Rosita ließ sich nicht beeindrucken. „Na und? Lass dir was einfallen“, riet sie erneut.

Plötzlich lächelte Maria. „Ich könnte behaupten, dass ihr Vater einen Herzinfarkt hatte. Dann wären sie sofort daheim.“

„Nein, sie wären nicht daheim, sondern im Krankenhaus“, entgegnete Rosita.

„Dann eben kein Herzinfarkt, sondern ernste Schmerzen in der Brust“, meinte Maria. „Ich sage den Mädchen, dass wir ein Familientreffen veranstalten. Und wenn sie diesmal nicht dabei wären, könnten sie ihren Vater beim nächsten Mal vielleicht nicht mehr lebend antreffen. Was meinst du?“, fragte sie ihre Cousine und griff nach Notizblock und Stift.

Rosita lachte. „Ich bin froh, dass wir Freundinnen und nicht Konkurrentinnen sind.“

Doch das hörte Maria schon nicht mehr, weil sie bereits einen Plan für die Feier erstellte, die sie zusammen mit ihrem Mann veranstalten wollte.

1. KAPITEL

Gloria Mendoza Johansen kam sich völlig fehl am Platz vor.

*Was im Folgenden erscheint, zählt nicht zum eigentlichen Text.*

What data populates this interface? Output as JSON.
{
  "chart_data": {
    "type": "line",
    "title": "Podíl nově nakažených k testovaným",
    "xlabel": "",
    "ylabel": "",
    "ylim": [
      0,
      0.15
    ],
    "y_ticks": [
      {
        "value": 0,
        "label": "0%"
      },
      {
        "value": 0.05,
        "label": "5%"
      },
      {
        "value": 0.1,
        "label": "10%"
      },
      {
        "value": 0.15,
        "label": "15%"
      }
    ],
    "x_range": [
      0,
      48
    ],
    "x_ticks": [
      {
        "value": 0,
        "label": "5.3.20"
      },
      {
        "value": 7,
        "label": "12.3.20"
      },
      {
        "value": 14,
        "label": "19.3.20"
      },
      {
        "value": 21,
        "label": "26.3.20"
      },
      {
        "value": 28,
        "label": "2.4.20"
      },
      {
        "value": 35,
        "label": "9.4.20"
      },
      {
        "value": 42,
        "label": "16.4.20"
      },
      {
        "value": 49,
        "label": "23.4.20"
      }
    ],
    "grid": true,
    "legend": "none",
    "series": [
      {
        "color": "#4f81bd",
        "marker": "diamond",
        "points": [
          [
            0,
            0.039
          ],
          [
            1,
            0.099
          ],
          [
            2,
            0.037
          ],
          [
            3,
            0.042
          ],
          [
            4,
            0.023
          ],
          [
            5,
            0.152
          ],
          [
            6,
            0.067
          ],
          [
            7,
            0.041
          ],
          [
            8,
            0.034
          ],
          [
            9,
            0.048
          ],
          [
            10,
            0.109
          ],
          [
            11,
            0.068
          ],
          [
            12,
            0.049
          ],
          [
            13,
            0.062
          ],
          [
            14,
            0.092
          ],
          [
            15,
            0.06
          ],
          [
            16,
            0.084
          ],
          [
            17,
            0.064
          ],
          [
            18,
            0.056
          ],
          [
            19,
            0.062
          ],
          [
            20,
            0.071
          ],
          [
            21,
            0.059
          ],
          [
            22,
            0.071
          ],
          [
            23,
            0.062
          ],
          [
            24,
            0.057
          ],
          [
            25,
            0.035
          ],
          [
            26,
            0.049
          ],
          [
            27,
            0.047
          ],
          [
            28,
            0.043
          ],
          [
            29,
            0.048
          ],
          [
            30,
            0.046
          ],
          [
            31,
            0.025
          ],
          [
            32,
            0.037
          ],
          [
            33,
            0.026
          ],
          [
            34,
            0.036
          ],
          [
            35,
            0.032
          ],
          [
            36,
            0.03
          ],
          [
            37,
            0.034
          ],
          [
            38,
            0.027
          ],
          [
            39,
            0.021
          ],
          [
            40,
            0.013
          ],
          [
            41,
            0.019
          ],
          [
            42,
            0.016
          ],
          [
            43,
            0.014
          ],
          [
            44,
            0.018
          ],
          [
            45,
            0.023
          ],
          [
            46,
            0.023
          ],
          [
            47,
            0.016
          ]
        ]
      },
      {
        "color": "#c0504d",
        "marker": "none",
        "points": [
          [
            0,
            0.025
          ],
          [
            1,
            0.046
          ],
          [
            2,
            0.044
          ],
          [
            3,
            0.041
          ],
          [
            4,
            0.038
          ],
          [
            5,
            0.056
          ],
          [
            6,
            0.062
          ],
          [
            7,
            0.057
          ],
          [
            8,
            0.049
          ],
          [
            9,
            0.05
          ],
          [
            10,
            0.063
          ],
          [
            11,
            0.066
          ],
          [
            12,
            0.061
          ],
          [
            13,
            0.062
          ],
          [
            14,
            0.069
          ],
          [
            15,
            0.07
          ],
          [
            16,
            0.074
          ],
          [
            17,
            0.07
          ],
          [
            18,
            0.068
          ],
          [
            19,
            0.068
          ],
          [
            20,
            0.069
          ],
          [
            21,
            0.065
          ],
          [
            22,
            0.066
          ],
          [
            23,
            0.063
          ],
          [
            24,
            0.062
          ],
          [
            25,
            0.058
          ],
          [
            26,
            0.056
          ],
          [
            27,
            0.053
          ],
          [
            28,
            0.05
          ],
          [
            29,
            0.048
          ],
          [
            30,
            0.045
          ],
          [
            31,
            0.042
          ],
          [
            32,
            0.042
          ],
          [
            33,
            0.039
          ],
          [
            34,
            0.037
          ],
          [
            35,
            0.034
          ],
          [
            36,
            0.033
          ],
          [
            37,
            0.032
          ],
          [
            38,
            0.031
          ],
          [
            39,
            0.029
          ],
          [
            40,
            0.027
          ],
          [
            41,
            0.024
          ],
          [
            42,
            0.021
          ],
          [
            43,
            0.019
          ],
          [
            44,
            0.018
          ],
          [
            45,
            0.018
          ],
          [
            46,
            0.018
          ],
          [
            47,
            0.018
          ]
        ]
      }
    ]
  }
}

Alles wie früher, dachte sie, während sie sich die Leute im Wohnzimmer ihrer Eltern ansah. Das ganze Haus wimmelte von Gästen. Wegen der Kälte ging keiner nach draußen. Schließlich war es Februar, und um diese Jahreszeit war es sogar in Red Rock, Texas, sehr kühl. Im Haus dagegen war es warm und gemütlich.

Gloria blickte sich um und hielt dabei ein Weinglas mit Mineralwasser in der Hand. Niemand brauchte sofort zu merken, dass sie als trockene Alkoholikerin Wein und dergleichen meiden musste. Seit zwei Jahren hatte sie keinen Tropfen mehr getrunken, und dabei sollte es auch bleiben.

Es kam ihr seltsam vor, wieder daheim zu sein. Darum nickte sie nur lächelnd den Leuten zu, die sich mit ihr unterhielten. Es war geradezu, als hätten die letzten fünf Jahre gar nicht stattgefunden. Aber sie hatten stattgefunden und Spuren hinterlassen. Daran wollte sie im Moment jedoch nicht denken. Denn das brachte nichts.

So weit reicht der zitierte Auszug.